Kelebihan sastra sebagai karya kreatif terletak pada unsur-unsur bahasa serta interaksi antara unsure-unsur bahasa tersebut dengan dunia nyata yang berada di luar dirinya. Bahasa yang dipakai dalam kesusasteraan bukan saja berfungsi sebagai alat komunikasi, tetapi lebih dari itu ia member makna yang lebih luas terhadap komunikasi dan hubungan antar manusia. Bila mau dibedakan antara bahasa kewartawanan dengan bahasa kesusasteraan, maka perbedaan tersebut adalah bahasa kewartawanan lebih bersifat literal, sedangkan bahasa kesusteraan lebih bersifat simbolis dalam arti bahasa sastra bukan saja mengungkapkan yang tersurat, tetapi juga tersirat.
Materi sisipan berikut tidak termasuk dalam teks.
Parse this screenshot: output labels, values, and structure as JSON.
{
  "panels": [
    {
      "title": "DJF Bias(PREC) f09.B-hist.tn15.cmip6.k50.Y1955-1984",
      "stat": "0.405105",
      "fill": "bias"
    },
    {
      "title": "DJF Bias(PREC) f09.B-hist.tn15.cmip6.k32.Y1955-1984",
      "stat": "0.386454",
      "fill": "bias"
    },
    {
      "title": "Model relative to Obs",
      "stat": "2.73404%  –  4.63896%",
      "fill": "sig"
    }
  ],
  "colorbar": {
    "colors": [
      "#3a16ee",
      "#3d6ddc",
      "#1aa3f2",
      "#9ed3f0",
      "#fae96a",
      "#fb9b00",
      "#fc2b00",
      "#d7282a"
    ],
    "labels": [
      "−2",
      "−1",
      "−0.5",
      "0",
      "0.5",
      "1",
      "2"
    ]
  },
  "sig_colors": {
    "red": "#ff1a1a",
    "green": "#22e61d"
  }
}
2.      Sifat Khas Komunikasi Sastra

Komunikasi saatra merupakan komunikasi tertinggi, sebab mekanisme unsure-unsur yang paling luas. Schmidt menjelasakan bahwa komunikasi sastra melibatkan proses total yang meliputi: 1) prodiksi teks, yaitu aktivitas pengarang dalam menghasilkan teks tertentu , 2) Teks itu itu sendiri dengan berbagai problematika, 3) Transmisi teks, yaitu melalui editor, penerbit, toko-toko buku, dan pembaca dan 4) penerima teks, yaitu melalui aktivitas pembaca (Ratna, 2003:136). Sifat khas komunikasi sastra dapat dilihat dari hubungan satrawan dengan pembacanya. Dalam artian ada saling keterkaitan antara sifat komunikasi dan pelaku komunikasi, yakni sastrawan, bahasa yang digunakan dan pembaca satra.

Pertama, hubungan sastrawan dengan pembaca sangat khas dari sifat komunikasinya. Hubungan kedua unsur ini adalah hubungan timbal balik. Padaal komunikasi, sastrawan berkomunikasi  dengan pembaca berangkat dari praanggapan yang sama. Sastrawan dan pembaca harus sadar bahwa mereka berkomunikasi melalui karya sastra. pembaca harus sadar bahwa karya satra yang mereka baca berisi antara kenyataan dan khayalan. Dalam karya sastra, praanggapan ini dinamakan konveksi sastra.

Kedua, kekhasan komunikasi sastra dapat dilihat pada diri pembaca itu sendiri. Pada saat membaca karya sastra, pembaca tidak dapat langsung berkomunikasi dengan sastrawan. Pembaca adalah pemilih, penenima, penafsiran, pemberi, dan penyusun makna karya sastra sehingga menghasilkan nilai-nilai tertentu (Aminuddin 1997:94). Dalam karya sastra serius, komunikasi pembaca kepada sastrawan dapat berupa usulan atau tulisan kritik, sedangkan pada sastra pop komunikasi antara sastrawan dengan pembaca nyaris tidak ada (Zoes, 1990: 54-55).

Ketiga, kekhasan komunikasi sastra dapat dilihat pada karya sastra itu sendiri. Setelah pembaca membaca karya sastra, sebenarnya akan muncul karya yang lain. Karya lain itu adalah karya yang ada di dalam alam pikiran pembaca sesuai dengan penafsiran dan sistem yang ada dalm pikirannya.

Keempat, sifat kahas komunikasi sastra itu dapat dilihat dari diri sastrawannya. Hubungan antara sastrawan dengan pembaca juga bisa berupa hubungan yang timbul akibat sikap dan pandangan sastrawan terhadap pembaca. Selain muncul dari sikap sehari-hari, sikap terhadap pembaca tampak pada karya sastra.